I already knew the Beastie Boys from the MTV songs. “Fight for Your Right to Party” and the rest of License to Ill made them well-known quantities. But, what was this Anthrax cover of a Beastie Boys song I had never heard before doing on this Beavis and Butthead tape?
A few years later in my local record store, I was going through Beastie Boys CDs and saw “Looking Down the Barrell of a Gun” on the tracklist to Paul’s Boutique. I picked the album up. I was a few years late to finding it, but it was about to start blowing my mind (and would continue to blow my mind for years to follow, every time I learned something new about music production, technology, or copyright law).
My first impression was probably just how much fun the album was without being mainstream. It was the Beasties, but it felt so punk and underground. There was a reason this one didn’t make it to MTV, you could tell right away. It was a sonic collage of every style of music I had grown up on to that point. On headphones or speakers, the layers just washed over you. It was mesmerizing.
In the years that followed, I got deeper and deeper into hip-hop and also recording, and kept coming back to this album. It’s one thing to think, “listen to those samples,” and another thing to start to understand, “how on god’s grey earth did they technically use ALL OF THESE SAMPLES, especially with the gear they had?!”

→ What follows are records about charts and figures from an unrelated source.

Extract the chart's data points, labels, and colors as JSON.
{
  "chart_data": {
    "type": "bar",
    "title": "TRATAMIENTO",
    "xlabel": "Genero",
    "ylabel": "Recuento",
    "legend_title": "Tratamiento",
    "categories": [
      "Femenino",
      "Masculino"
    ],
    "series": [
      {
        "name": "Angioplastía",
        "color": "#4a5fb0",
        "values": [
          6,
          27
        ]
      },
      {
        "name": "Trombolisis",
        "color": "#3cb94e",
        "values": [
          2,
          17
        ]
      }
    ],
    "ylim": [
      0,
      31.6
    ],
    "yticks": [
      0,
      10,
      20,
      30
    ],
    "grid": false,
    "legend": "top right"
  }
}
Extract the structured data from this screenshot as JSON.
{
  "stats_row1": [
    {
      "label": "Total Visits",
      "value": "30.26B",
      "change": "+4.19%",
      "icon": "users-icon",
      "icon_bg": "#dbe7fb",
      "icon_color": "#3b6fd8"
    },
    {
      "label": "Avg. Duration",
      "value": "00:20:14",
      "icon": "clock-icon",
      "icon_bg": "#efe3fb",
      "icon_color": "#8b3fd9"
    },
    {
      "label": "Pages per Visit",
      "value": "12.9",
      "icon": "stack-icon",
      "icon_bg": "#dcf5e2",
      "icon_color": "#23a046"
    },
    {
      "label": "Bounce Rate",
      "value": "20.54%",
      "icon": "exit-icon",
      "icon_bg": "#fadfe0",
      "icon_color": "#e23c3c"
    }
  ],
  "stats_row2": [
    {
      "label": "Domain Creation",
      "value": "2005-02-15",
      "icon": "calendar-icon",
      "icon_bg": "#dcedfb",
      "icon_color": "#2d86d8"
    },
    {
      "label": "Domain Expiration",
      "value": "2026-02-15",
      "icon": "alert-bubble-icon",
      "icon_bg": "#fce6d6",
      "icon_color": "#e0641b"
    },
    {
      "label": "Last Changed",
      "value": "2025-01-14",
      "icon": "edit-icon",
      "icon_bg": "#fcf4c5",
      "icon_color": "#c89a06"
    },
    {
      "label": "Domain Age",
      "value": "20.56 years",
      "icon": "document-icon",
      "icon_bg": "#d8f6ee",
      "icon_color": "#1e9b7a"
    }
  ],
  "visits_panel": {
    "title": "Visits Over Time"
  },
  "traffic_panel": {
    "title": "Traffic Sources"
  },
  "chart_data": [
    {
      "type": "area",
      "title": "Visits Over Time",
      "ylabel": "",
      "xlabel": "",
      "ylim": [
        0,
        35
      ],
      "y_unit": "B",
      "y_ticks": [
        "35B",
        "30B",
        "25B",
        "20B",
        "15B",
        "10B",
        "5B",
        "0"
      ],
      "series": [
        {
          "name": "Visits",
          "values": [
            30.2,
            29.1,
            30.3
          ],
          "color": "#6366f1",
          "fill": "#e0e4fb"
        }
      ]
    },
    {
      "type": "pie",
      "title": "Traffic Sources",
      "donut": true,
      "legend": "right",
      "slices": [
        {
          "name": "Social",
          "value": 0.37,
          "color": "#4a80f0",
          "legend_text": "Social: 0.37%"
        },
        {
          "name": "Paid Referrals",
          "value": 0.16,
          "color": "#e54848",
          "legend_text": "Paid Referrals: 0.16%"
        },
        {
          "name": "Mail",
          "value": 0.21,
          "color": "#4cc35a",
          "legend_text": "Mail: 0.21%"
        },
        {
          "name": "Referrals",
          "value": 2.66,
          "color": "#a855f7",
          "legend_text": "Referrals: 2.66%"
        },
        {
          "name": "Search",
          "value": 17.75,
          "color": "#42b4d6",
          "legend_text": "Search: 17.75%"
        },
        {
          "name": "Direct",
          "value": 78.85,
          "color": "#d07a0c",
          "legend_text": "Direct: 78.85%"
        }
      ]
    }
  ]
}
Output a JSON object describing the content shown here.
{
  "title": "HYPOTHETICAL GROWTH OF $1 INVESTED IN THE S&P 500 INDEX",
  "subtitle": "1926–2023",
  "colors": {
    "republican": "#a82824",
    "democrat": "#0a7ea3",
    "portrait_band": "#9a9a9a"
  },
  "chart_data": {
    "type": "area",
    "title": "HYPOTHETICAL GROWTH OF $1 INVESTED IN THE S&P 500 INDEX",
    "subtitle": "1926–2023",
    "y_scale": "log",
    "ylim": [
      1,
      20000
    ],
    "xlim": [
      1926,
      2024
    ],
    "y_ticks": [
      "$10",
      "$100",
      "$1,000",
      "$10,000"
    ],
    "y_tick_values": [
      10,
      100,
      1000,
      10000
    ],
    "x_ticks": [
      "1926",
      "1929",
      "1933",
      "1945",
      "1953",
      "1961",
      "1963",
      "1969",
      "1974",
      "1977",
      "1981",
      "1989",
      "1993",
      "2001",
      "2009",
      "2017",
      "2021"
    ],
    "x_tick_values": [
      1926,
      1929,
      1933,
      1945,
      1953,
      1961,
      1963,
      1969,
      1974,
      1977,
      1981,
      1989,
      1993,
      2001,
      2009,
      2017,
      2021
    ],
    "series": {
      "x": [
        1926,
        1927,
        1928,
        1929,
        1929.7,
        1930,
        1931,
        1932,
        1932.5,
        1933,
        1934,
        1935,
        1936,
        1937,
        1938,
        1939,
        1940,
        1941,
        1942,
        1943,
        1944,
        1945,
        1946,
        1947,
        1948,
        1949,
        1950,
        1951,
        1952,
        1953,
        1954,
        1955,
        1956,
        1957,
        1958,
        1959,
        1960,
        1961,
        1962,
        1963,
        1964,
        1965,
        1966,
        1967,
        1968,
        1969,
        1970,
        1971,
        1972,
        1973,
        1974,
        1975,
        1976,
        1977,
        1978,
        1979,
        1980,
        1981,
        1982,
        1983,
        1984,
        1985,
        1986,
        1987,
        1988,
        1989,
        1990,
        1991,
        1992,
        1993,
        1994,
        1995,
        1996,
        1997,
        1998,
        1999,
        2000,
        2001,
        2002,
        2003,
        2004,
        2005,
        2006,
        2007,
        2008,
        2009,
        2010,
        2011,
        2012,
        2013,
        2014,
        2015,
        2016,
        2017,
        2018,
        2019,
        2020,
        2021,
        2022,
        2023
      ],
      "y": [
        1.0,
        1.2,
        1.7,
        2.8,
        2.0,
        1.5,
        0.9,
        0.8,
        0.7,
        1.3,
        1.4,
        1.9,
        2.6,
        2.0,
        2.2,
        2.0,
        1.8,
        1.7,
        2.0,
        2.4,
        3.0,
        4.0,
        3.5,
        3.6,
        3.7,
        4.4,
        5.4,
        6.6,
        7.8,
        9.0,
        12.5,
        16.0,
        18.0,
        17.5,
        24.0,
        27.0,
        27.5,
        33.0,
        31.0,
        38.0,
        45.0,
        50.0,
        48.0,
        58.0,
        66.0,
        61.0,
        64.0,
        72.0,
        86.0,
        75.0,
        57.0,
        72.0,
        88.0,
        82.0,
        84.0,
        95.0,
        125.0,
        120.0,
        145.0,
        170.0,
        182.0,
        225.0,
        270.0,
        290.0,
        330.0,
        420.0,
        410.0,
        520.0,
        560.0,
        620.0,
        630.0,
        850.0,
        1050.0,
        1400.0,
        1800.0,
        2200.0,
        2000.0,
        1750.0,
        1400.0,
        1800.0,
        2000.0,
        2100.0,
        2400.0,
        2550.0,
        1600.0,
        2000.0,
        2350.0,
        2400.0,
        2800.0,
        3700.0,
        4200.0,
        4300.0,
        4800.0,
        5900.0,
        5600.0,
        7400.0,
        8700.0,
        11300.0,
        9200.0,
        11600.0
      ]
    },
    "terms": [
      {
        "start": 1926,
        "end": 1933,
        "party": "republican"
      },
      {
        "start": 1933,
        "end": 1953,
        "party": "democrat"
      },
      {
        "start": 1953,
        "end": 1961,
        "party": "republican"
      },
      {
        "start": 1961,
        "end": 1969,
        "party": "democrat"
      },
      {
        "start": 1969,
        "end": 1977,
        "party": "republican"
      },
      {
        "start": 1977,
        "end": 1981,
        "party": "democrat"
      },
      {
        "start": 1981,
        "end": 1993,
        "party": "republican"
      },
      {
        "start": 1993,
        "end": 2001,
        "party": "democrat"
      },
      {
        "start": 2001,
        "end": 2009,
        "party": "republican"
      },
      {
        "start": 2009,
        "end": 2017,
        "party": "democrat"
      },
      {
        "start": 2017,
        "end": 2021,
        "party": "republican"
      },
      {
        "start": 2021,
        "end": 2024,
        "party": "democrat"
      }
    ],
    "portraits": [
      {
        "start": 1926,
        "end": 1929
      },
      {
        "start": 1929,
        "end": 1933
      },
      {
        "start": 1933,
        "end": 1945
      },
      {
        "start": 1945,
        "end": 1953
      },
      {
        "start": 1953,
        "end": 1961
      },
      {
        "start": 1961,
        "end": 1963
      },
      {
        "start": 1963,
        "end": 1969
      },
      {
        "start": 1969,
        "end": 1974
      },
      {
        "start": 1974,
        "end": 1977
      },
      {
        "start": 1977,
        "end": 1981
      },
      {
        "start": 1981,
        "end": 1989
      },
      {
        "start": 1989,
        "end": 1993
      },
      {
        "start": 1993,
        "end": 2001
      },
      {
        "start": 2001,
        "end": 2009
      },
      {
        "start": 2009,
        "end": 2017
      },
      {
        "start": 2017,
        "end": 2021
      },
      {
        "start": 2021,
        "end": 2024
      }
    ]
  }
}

Paul’s Boutique might be one of the most complicatedly created yet effortless sounding pieces of recorded music I’ve ever heard. Listening to the 33 ⅓ Podcast’s breakdown of it has me revisiting it on repeat. Getting the story about how the Dust Brothers would take the tiniest sample, cut it to tape, and then sync and loop it for 5 full minutes to build tracks… my jaw is on the floor. If you know, you know (and you still don’t know!).